Un SOP (Standard Operating Procedure) es un documento que describe paso a paso cómo ejecutar una tarea recurrente. En una startup early-stage, un SOP no necesita ser formal ni largo: puede ser una página de Notion con una checklist y el nombre del responsable. Tiene sentido cuando la tarea se repite más de 3 veces con el mismo patrón y el resultado varía según quién la hace.

¿Cuál es la diferencia entre un proceso y burocracia en el contexto de una startup?

Un proceso está diseñado para que el equipo ejecute mejor y con más autonomía. La burocracia está diseñada para que alguien controle o justifique. La diferencia práctica: si el proceso hace la vida más fácil a quien lo ejecuta, es un buen proceso. Si añade pasos, aprobaciones o documentación que no cambia el resultado, es burocracia.

¿Dónde se documentan los procesos en una startup pequeña?

Notion es la herramienta más común en startups pre-seed y seed españolas, y funciona bien hasta los 15-20 empleados aproximadamente. Lo importante no es la herramienta, sino que los procesos estén en un único lugar conocido por todo el equipo, con un responsable asignado y una fecha de última revisión. Un proceso que nadie sabe dónde encontrar no existe operativamente.

¿Cuándo es el momento de revisar o eliminar un proceso?

Hay tres señales claras: el equipo lo evita o lo saltea de forma habitual, el contexto cambió significativamente (nuevo equipo, nuevas herramientas, nuevo volumen de trabajo), o el proceso tarda más en seguirse que en ejecutar la tarea directamente. Una revisión ligera cada 90 días suele ser suficiente para mantener los procesos útiles en una startup en crecimiento.

¿Tiene sentido automatizar procesos desde el principio en una startup?

No. Automatizar antes de tener el proceso validado manualmente es automatizar el caos. El orden correcto es: definir el proceso, ejecutarlo manualmente varias veces para validar que funciona, y solo entonces automatizar los pasos repetitivos con herramientas como Make o Zapier. La automatización amplifica lo que ya existe, tanto si funciona como si no.

¿Los inversores miran cómo están documentados los procesos de una startup?

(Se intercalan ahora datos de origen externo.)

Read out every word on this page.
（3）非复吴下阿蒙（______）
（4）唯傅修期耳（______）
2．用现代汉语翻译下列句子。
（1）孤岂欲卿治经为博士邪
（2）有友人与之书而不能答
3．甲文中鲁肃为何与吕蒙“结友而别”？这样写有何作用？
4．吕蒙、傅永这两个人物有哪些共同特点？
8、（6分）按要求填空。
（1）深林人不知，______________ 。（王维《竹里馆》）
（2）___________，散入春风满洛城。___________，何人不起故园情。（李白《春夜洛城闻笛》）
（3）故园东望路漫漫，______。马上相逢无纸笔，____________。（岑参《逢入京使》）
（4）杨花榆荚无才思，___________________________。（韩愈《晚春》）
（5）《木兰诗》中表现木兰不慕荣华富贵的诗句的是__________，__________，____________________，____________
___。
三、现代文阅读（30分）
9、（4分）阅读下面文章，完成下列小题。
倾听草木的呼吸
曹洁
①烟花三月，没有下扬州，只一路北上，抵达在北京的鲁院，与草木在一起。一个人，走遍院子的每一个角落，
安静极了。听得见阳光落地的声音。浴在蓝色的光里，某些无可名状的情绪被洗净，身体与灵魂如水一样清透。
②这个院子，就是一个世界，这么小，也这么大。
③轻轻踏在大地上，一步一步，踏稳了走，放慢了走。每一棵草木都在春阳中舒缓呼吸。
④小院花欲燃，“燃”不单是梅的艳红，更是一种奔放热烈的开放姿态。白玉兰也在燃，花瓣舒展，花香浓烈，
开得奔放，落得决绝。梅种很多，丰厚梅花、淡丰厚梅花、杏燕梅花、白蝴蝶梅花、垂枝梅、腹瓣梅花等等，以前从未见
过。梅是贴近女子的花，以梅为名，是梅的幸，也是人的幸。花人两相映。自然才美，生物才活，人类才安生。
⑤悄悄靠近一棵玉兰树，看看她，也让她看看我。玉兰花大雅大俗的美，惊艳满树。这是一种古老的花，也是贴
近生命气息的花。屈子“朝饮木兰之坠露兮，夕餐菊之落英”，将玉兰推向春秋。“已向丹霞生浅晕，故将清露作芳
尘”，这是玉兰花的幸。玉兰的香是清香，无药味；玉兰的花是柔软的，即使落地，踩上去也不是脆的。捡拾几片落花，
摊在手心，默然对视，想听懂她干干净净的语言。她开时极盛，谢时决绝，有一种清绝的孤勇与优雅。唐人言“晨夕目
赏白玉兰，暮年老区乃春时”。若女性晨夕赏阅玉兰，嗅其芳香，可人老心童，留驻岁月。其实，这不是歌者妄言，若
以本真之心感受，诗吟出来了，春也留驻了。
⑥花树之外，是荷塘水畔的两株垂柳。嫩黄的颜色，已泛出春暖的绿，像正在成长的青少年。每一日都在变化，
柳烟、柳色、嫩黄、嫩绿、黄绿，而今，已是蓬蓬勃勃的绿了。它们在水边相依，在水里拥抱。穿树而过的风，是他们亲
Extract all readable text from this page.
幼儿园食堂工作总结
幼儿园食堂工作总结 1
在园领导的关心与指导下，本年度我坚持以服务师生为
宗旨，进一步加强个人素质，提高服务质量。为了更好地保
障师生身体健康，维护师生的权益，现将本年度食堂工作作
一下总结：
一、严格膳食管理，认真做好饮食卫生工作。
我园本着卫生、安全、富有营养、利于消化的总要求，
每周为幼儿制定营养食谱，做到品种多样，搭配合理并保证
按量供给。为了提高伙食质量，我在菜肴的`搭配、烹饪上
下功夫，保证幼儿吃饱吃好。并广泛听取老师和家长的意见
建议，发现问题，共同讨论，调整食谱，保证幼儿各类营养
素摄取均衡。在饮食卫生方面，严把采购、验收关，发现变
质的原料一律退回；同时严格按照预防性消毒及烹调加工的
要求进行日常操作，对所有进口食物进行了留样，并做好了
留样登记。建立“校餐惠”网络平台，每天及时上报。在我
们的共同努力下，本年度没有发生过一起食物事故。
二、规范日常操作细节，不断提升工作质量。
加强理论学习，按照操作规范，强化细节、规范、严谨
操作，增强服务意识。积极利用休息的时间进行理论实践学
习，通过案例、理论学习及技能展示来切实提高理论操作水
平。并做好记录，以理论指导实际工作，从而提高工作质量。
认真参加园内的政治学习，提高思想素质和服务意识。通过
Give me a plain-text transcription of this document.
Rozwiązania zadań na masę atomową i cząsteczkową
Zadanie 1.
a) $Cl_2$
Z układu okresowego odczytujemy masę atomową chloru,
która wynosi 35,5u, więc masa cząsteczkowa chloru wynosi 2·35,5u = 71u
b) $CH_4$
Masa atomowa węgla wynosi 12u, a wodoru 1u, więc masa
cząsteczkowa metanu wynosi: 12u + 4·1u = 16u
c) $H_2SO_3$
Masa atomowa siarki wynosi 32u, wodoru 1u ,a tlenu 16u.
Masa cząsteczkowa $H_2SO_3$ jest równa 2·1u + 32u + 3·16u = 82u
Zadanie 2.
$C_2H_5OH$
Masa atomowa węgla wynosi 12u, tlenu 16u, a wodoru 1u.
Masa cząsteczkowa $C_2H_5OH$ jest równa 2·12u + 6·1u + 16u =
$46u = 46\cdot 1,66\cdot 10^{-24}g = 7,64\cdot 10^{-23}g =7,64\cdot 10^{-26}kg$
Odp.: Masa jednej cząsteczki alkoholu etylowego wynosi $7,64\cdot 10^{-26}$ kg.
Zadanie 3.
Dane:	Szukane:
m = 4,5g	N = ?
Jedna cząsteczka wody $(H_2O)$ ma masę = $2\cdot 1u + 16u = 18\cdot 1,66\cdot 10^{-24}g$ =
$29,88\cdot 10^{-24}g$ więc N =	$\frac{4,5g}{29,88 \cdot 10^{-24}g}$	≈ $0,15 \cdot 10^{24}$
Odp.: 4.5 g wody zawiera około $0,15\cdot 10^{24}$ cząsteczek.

Sí, especialmente en rondas seed y Series A. Durante la due diligence operativa, los fondos evalúan si la startup puede escalar sin depender del founder para decisiones cotidianas. Una startup sin procesos documentados, sin métricas claras y sin estructura operativa básica es una señal de riesgo para el inversor, independientemente de cómo estén las métricas de negocio.